Don't be a wimp about smashing the lemongrass and ginger. Be strong, and patient and zen.
And did I mention that Mark won 1st Place in the guacamole contest with this recipe?
Voted #1 in the Annual iZotope guacamole contest!
serves 3-4 for appetizers
3 stalks fresh lemongrass, the bottom 6" only, chopped (about 1/3 cup)
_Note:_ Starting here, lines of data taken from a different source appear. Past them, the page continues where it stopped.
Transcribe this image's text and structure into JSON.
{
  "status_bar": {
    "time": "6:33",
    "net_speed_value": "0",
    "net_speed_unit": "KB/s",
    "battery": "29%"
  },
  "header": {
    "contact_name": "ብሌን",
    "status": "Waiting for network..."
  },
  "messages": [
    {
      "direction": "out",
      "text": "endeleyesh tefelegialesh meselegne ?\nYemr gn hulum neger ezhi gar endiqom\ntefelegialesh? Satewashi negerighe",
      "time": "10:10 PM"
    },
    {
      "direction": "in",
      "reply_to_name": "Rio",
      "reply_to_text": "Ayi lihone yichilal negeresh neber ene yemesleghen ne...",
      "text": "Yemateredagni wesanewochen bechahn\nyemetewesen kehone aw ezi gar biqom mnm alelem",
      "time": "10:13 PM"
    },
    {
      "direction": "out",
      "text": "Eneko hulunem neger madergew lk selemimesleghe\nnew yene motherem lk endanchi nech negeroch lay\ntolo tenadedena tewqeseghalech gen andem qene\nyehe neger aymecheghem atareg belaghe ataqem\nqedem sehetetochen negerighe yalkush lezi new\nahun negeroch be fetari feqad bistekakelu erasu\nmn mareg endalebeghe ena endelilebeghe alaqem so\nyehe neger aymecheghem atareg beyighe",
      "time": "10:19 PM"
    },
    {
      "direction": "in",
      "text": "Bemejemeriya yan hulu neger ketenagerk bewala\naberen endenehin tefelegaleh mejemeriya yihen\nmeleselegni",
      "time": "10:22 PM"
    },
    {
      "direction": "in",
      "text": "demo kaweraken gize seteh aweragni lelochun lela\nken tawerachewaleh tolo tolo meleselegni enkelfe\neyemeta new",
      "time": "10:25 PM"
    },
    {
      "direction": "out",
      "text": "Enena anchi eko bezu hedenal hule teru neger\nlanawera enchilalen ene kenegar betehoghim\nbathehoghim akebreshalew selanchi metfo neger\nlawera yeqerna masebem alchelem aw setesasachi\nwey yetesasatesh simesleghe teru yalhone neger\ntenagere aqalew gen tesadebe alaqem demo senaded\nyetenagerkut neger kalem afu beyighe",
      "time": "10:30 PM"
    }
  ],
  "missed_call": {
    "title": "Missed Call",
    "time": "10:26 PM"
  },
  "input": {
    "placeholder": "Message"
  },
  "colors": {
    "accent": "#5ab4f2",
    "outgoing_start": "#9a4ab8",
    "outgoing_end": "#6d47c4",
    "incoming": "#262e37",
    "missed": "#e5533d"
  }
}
2" piece of fresh ginger, peeled and roughly chopped
1/2 tsp coriander seeds
2 cloves garlic
1 hot pepper (such as jalepeno or birds eye chili) seeds removed, chopped
1 shallot, finely diced
4 ripe avocados
1/2 cup cherry tomatoes, chopped
small bunch cilantro, stems separated and chopped and leaves (torn)
small bunch Thai basil
2 tsp salt
cayenne (to taste)
In a mortar and pestle, place the chopped lemongrass, ginger, garlic and coriander and smash/pound to a fine paste, about 10 minutes. If your mortar is small, transfer to a bigger bowl and add the chili, shallot and ripe avocados. Using the mortar or a hefty wooden spoon, smash the avocados to combine with the other ingredients.
Once combined, add the chopped stems of the cilantro and the cherry tomatoes, lime juice and salt. As soon as you're ready to serve, add the fresh cilantro leaves and fresh Thai basil leaves, torn to release their scent. Salt to taste and add a little cayenne for extra kick! Stir quickly and serve.
Many stores don't carry fresh lemongrass. However, I've seen a new product that is a squeezy bottle of puréed lemongrass sold in the produce section - this will work, just note you'll need to use more of it since it has a weaker flavor.
Thai basil is not often found in regular supermarkets; try an asian-foods store, or better yet buy a small potted version at your local nursery. It's easy to grow!